24.05.2025
NASA’s MUSE Mission Passes Critical Design Review
NASA/Lockheed Martin
On May 9, NASA’s MUSE (Multi-slit Solar Explorer) mission passed its mission-level critical design review (CDR), a major milestone for the mission’s journey toward launch in 2027. This CDR was a holistic and detailed review of every subsystem and interconnecting harness comprising the observatory. The review was conducted at the Lockheed Martin Space Systems Advanced Technology Center in Palo Alto, California, by a group of subject matter experts from NASA and the industry.

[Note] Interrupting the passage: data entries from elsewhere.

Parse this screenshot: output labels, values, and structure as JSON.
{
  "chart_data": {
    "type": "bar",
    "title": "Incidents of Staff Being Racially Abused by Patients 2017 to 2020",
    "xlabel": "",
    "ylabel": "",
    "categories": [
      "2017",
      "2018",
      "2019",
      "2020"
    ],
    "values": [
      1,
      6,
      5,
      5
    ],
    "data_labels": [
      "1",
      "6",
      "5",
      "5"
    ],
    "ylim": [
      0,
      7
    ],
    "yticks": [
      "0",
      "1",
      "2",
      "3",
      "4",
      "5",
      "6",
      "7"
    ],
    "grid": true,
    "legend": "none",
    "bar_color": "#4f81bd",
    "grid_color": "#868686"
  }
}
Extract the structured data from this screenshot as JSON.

“We are excited to have passed this crucial milestone,” said Bart De Pontieu, MUSE principal investigator and solar physicist at the Lockheed Martin Solar and Astrophysics Laboratory. “We look forward to the building, integration, and testing of this important science mission.”

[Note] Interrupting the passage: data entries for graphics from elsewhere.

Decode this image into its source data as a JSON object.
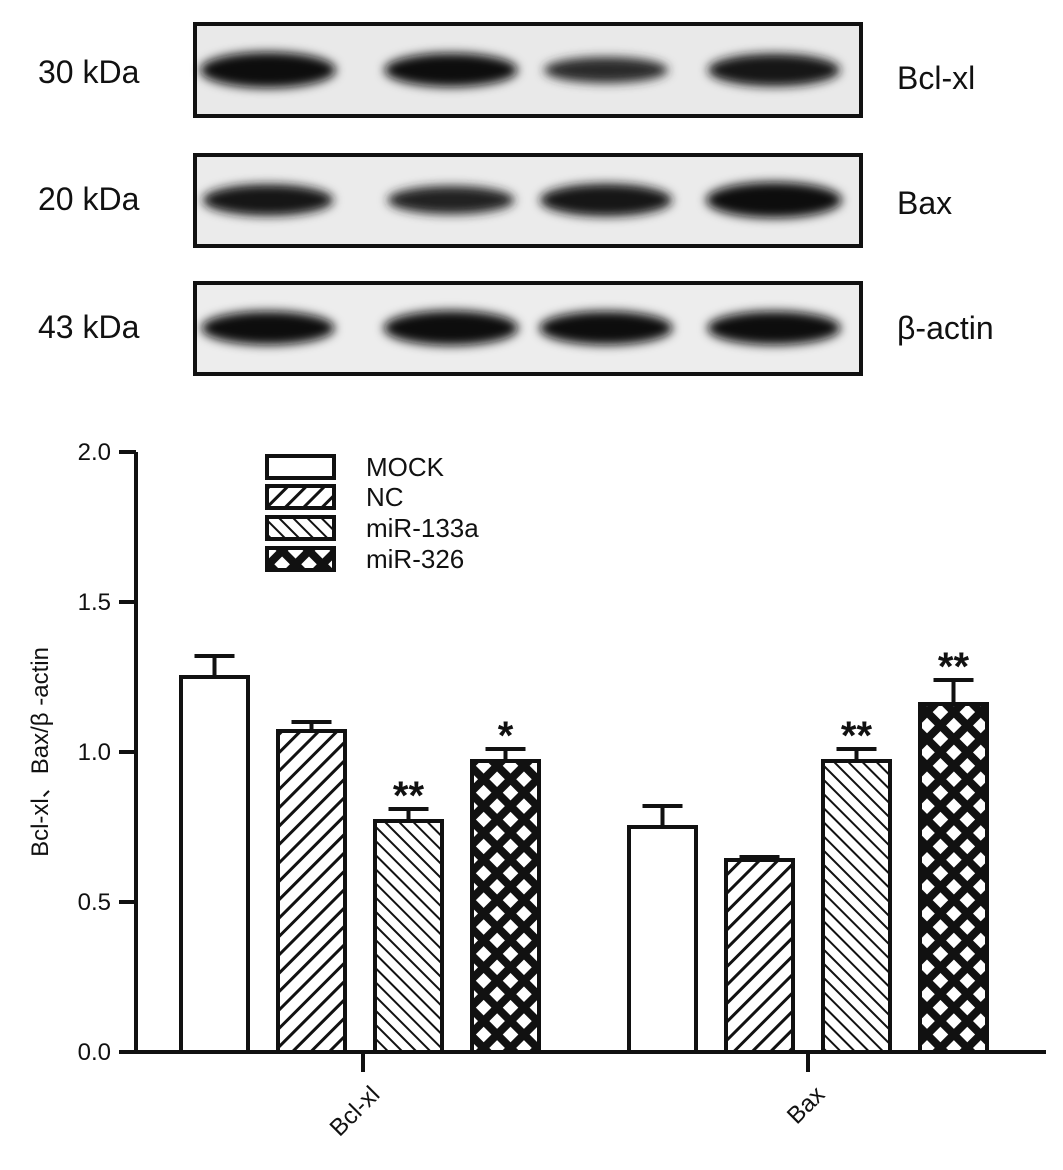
{
  "blot": {
    "rows": [
      {
        "mw": "30 kDa",
        "protein": "Bcl-xl",
        "intensities": [
          1.0,
          0.9,
          0.55,
          0.85
        ]
      },
      {
        "mw": "20 kDa",
        "protein": "Bax",
        "intensities": [
          0.8,
          0.65,
          0.85,
          1.0
        ]
      },
      {
        "mw": "43 kDa",
        "protein": "β-actin",
        "intensities": [
          0.9,
          0.95,
          0.9,
          0.9
        ]
      }
    ]
  },
  "chart_data": {
    "type": "bar",
    "title": "",
    "xlabel": "",
    "ylabel": "Bcl-xl、Bax/β -actin",
    "ylim": [
      0,
      2.0
    ],
    "yticks": [
      "0.0",
      "0.5",
      "1.0",
      "1.5",
      "2.0"
    ],
    "categories": [
      "Bcl-xl",
      "Bax"
    ],
    "legend_position": "top-left",
    "grid": false,
    "series": [
      {
        "name": "MOCK",
        "pattern": "none",
        "values": [
          1.25,
          0.75
        ],
        "errors": [
          0.07,
          0.07
        ],
        "significance": [
          "",
          ""
        ]
      },
      {
        "name": "NC",
        "pattern": "diagonal",
        "values": [
          1.07,
          0.64
        ],
        "errors": [
          0.03,
          0.01
        ],
        "significance": [
          "",
          ""
        ]
      },
      {
        "name": "miR-133a",
        "pattern": "back-diagonal",
        "values": [
          0.77,
          0.97
        ],
        "errors": [
          0.04,
          0.04
        ],
        "significance": [
          "**",
          "**"
        ]
      },
      {
        "name": "miR-326",
        "pattern": "crosshatch",
        "values": [
          0.97,
          1.16
        ],
        "errors": [
          0.04,
          0.08
        ],
        "significance": [
          "*",
          "**"
        ]
      }
    ]
  }
}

The MUSE mission will capture a unique combination of high-resolution images and spectral data of the Sun’s hot, dynamic outer atmosphere: the corona. For decades, scientists have wondered how and why this region is so much hotter than the solar surface, and how the explosive phenomena that it harbors, including solar flares and coronal mass ejections, are driven.
By studying how the solar atmosphere becomes unstable and evolves through flares and coronal mass ejections, MUSE will also contribute to our understanding of space weather events. Insights from MUSE can ultimately improve our ability to prevent harm to astronauts, electronics on Earth, and spacecraft throughout the solar system.
The MUSE mission is led by the Lockheed Martin Solar and Astrophysics Laboratory. The MUSE mission is managed by the Explorers Program Office at NASA’s Goddard Space Flight Center in Greenbelt, Maryland, for the Heliophysics Division of NASA’s Science Mission Directorate. Lockheed Martin Advanced Technology Center, along with partner institutions, is building the MUSE instrument and spacecraft, and the University of California, Berkeley, is providing the mission operations center. The MUSE mission benefits from international contributions supported by the Norwegian Space Agency, the Italian Space Agency, the German Space Agency, and from the Max Planck Institute for Solar System Research.